I went up to see the Large-Billed Puffins. Maybe I ought to give them names, since it felt like we'd
gotten to know each other.
But they were gone. Just like the Arctic Tern.
This time, the page was turned to a dying bird. And I mean, really dying. Most of the picture was
this one wing, held straight up. All its feathers were spread out, and you could see how Audubon got
their pattern down—three rows of long, overlapping dark feathers, tipped white at the ends. You
could feel how the wind would cruise over them. It was so beautiful, and it's what you looked at first.
And then you looked down at the second wing, which was crushed.
And then you looked at the belly of the bird, which was spouting thick red blood all over the dark
feathers.
And then you looked beneath the bird, where the blood was in a puddle.

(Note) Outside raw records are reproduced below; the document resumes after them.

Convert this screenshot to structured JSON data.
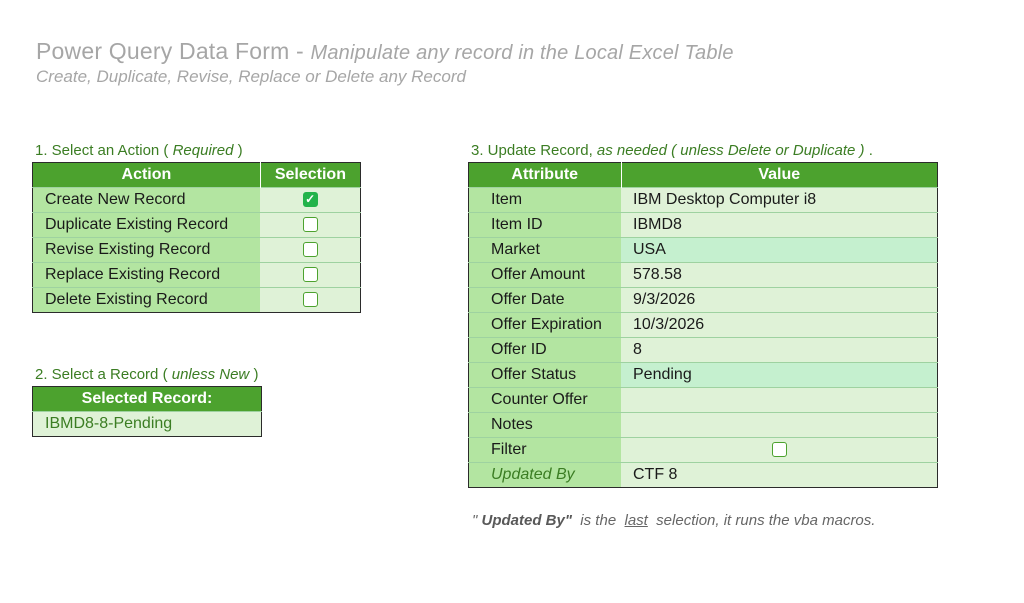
{
  "header": {
    "title_main": "Power Query Data Form - ",
    "title_sub": "Manipulate any record in the Local Excel Table",
    "subtitle": "Create, Duplicate, Revise, Replace or Delete any Record"
  },
  "section1": {
    "label": "1. Select an Action ( ",
    "emph": "Required",
    "suffix": " )"
  },
  "actions": {
    "header_action": "Action",
    "header_selection": "Selection",
    "rows": [
      {
        "label": "Create New Record",
        "checked": true
      },
      {
        "label": "Duplicate Existing Record",
        "checked": false
      },
      {
        "label": "Revise Existing Record",
        "checked": false
      },
      {
        "label": "Replace Existing Record",
        "checked": false
      },
      {
        "label": "Delete Existing Record",
        "checked": false
      }
    ]
  },
  "section2": {
    "label": "2. Select a Record  ( ",
    "emph": "unless New",
    "suffix": " )"
  },
  "selected_record": {
    "header": "Selected Record:",
    "value": "IBMD8-8-Pending"
  },
  "section3": {
    "label": "3. Update Record, ",
    "emph": "as needed ( unless Delete or Duplicate )",
    "suffix": " ."
  },
  "attributes": {
    "header_attribute": "Attribute",
    "header_value": "Value",
    "rows": [
      {
        "name": "Item",
        "value": "IBM Desktop Computer i8"
      },
      {
        "name": "Item ID",
        "value": "IBMD8"
      },
      {
        "name": "Market",
        "value": "USA"
      },
      {
        "name": "Offer Amount",
        "value": "578.58"
      },
      {
        "name": "Offer Date",
        "value": "9/3/2026"
      },
      {
        "name": "Offer Expiration",
        "value": "10/3/2026"
      },
      {
        "name": "Offer ID",
        "value": "8"
      },
      {
        "name": "Offer Status",
        "value": "Pending"
      },
      {
        "name": "Counter Offer",
        "value": ""
      },
      {
        "name": "Notes",
        "value": ""
      },
      {
        "name": "Filter",
        "value": ""
      },
      {
        "name": "Updated By",
        "value": "CTF 8"
      }
    ]
  },
  "footnote": {
    "part1": "\" ",
    "bold": "Updated By\"",
    "part2": "  is the  ",
    "underline": "last",
    "part3": "  selection, it runs the vba macros."
  },
  "colors": {
    "green_header": "#4ca22e",
    "green_light": "#b3e5a1",
    "green_pale": "#dff2d7",
    "text_gray": "#a6a6a6",
    "label_green": "#3b7d23"
  },
  "icons": {
    "checked": "checkbox-checked-icon",
    "unchecked": "checkbox-empty-icon"
  }
}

And then you looked at the bird's head. After that, that's all you looked at.
I would have given Joe Pepitone's jacket to save this bird.
His beak was wide open and his tongue was stretched out into a point. He was screeching while
his blood ran. His head was pulled far back, like he was taking one last look at the sky that he would
never fly in again. And his round eye told you he knew that everything was ruined forever.